Hinsetzen – Die neue politische Bewegung erreicht Markscheid

Veröffentlicht von Phacops am

Hinsetzen! Das ist das Motto der neuen politischen Bewegung, die von der Partei der Raute ausgeht. Nachdem sich alle möglichen und unmöglichen Elemente in der deutschen Politik in sogenannten Bewegungen sammeln, braucht auch der erzkonservative Teil der Bevölkerung einen Hort, an dem er willkommen ist.

Jetzt, wo auch dem hinterletzten Bürger in der BRD aufgegangen ist (und dieses Wissen auch Markscheid erreicht hat), dass es mit dem “weiter so” in Berlin nicht weit her ist, blasen auch die Konversativen zum Sammeln. Das Motto war schnell gefunden, es leitet sich von der existierenden Arbeitsweise der großen Kollission ab.

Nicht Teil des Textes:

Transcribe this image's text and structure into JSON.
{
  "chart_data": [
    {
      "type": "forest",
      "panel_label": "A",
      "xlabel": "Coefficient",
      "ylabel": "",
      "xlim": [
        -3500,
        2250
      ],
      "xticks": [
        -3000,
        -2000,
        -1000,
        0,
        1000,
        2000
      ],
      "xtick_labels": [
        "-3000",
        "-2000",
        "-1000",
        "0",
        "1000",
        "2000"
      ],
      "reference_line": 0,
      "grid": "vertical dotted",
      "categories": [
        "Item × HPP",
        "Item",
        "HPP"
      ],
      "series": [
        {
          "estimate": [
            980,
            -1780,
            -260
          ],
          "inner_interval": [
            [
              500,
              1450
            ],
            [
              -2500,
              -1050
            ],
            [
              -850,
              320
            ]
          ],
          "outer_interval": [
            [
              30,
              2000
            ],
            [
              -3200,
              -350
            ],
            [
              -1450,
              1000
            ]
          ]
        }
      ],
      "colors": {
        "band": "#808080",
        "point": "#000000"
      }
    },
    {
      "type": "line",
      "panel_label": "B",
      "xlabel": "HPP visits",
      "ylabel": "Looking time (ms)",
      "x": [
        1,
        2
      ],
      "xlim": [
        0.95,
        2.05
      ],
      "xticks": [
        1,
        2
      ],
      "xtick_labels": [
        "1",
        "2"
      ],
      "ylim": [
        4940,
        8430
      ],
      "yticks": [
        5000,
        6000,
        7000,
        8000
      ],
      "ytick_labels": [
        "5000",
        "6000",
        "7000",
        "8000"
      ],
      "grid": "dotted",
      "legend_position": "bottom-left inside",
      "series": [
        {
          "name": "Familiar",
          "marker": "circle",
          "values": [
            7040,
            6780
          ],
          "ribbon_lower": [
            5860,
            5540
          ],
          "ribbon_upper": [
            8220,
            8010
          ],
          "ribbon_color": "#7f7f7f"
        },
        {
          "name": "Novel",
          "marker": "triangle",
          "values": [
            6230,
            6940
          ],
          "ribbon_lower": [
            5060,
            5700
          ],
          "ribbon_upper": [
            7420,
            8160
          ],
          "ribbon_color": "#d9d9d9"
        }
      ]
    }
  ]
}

“Hinsetzen” – Ein metaphorisches Meisterwerk von überzeugender  zweistufiger Symbolkraft:

In diesem Begriff findet sich nicht nur in der ersten Stufe die grandiose Abwärtsbewegung der Politik der letzten Jahre, sondern auch deren Abschluss: Der Arsch kommt auf der Sitzfläche mit einer leichten stempelartigen seitlichen Quetschung und Stauchung zum Stillstand, was sehr schön die Resultate und erreichten Ziele der besagten Politik ausdrückt.

Der Jungpolitiker Klaus Erdmann bei der Arbeit. Er entwickelt gerade ein neues Modell einer sogenannten Einzelversammlung

Zweite Stufe: Das Sitzen

Es beinhaltet dabei die Ruhe, die Kontemplation nur ab und zu gestört durch mögliche Sesselfurzgeräusche, aber dennoch stilisiert zur Raute, einem ungefähren schiefen Viereck, dem es nicht zu einem Quadrat gereicht hat. Die Sitzbewegung ist nun keine Bewegung mehr, sondern ein Kondensat einer einstmals stattgefundenen Bewegung, nun vollendet in meditativer Stagnation. Vor uns fürchtet sich der Fortschritt, das Alte, Bewährte, quasi Ausgedruckte konzentriert sich zu einer braunen Masse.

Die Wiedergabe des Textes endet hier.